Sara Moore, senior school counselor at Soldotna High School, said she sees this trend with her departing seniors as well.
Finances, as well as scholarships, are an incentive for students to stay close to home, she said.
“For some of these students I would imagine the performance scholarship is encouraging them to stay,” Moore said.
She said about 60 percent of graduating seniors indicated they want to go to a four-year college, and about 20 percent want to go to certificate programs.
“As usual we have students going all over, to the East Coast to Colorado School of Mines and probably somewhat of a trend of a lot staying in state,” she said.

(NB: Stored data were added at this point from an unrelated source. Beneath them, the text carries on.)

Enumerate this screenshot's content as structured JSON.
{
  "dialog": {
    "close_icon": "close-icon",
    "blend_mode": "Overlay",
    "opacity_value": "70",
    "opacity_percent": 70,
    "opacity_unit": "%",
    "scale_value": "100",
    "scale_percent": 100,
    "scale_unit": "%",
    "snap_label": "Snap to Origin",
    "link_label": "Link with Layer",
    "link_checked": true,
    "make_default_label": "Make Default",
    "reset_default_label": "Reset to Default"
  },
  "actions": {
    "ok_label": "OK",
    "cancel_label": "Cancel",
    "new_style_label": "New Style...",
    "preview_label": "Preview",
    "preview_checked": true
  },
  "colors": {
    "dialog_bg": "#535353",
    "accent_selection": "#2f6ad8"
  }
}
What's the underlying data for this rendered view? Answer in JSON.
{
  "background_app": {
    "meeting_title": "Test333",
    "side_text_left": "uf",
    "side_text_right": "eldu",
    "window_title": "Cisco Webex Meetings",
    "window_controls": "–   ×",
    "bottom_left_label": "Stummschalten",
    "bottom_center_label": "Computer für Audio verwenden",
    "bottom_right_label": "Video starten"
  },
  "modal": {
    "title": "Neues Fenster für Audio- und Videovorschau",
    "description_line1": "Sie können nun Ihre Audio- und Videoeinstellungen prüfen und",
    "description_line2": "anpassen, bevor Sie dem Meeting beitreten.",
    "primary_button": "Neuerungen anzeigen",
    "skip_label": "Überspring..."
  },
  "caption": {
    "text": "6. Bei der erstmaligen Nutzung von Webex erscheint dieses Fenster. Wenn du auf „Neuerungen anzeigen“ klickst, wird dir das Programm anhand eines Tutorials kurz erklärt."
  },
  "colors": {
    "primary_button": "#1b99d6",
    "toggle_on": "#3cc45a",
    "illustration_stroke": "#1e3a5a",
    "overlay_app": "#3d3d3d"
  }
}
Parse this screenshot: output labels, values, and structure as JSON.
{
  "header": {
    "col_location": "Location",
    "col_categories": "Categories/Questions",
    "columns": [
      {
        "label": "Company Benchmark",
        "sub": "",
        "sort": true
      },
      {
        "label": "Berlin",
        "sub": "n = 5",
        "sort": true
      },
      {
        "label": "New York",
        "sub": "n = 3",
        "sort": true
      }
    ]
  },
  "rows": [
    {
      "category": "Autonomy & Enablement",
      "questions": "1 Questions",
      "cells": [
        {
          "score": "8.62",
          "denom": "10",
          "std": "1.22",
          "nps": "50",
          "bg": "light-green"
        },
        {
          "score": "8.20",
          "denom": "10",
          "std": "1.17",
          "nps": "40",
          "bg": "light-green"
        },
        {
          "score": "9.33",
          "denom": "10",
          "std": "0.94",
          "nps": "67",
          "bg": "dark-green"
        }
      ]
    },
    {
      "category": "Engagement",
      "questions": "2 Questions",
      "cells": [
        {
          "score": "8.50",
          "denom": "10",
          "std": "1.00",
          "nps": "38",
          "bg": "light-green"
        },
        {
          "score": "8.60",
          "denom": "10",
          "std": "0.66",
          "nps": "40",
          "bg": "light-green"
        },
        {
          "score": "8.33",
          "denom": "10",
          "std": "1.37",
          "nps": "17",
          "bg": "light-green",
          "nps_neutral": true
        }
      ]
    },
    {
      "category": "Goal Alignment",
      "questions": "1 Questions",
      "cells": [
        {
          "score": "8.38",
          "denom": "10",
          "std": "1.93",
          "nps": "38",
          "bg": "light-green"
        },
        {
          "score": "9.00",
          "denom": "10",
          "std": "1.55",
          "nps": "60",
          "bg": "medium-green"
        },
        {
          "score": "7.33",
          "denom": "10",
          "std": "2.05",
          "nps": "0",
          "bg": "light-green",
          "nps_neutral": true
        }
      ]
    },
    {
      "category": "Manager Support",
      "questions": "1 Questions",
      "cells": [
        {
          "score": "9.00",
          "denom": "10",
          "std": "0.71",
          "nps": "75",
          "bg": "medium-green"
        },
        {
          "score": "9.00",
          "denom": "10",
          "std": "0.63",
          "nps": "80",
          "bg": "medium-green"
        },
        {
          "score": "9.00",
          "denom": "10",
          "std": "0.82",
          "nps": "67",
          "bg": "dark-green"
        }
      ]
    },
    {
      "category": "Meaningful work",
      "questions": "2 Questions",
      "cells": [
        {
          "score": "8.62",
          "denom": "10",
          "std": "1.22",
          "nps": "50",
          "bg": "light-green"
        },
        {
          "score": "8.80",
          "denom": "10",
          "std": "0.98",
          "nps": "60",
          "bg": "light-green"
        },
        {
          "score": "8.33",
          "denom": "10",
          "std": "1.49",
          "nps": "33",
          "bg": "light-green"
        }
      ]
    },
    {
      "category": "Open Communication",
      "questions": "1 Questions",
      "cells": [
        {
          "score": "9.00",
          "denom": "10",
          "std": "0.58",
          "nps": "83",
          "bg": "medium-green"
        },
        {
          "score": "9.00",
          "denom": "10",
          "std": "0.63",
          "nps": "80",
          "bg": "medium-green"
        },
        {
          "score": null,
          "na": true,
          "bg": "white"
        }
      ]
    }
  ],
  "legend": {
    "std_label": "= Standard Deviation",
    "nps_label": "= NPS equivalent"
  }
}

Vocational programs were also a popular choice among her seniors, as the industry push to get students into construction and oil and gas fields has increased the scholarship money available for these programs in the state, she said.
“We definitely gave away some decent money for students going into petroleum fields,” Moore said.
Laura Fourtner, a counselor at Skyview High School in Soldotna and at Ninilchik School, said the majority of her students are going to stay in Alaska too.
“The majority are headed to the UAA schools in a wide variety of majors,” she said. “They’re headed in a lot of different directions.”
Those directions include criminal justice, interior design and music, for some of the students that have chosen a career field.
Others are just ready to broaden their horizons.
“It’s so rewarding as a counselor, pushing them through classes, encouraging them along the way,” Fourtner said.
“It’s a lot of hard work that they’ve done.”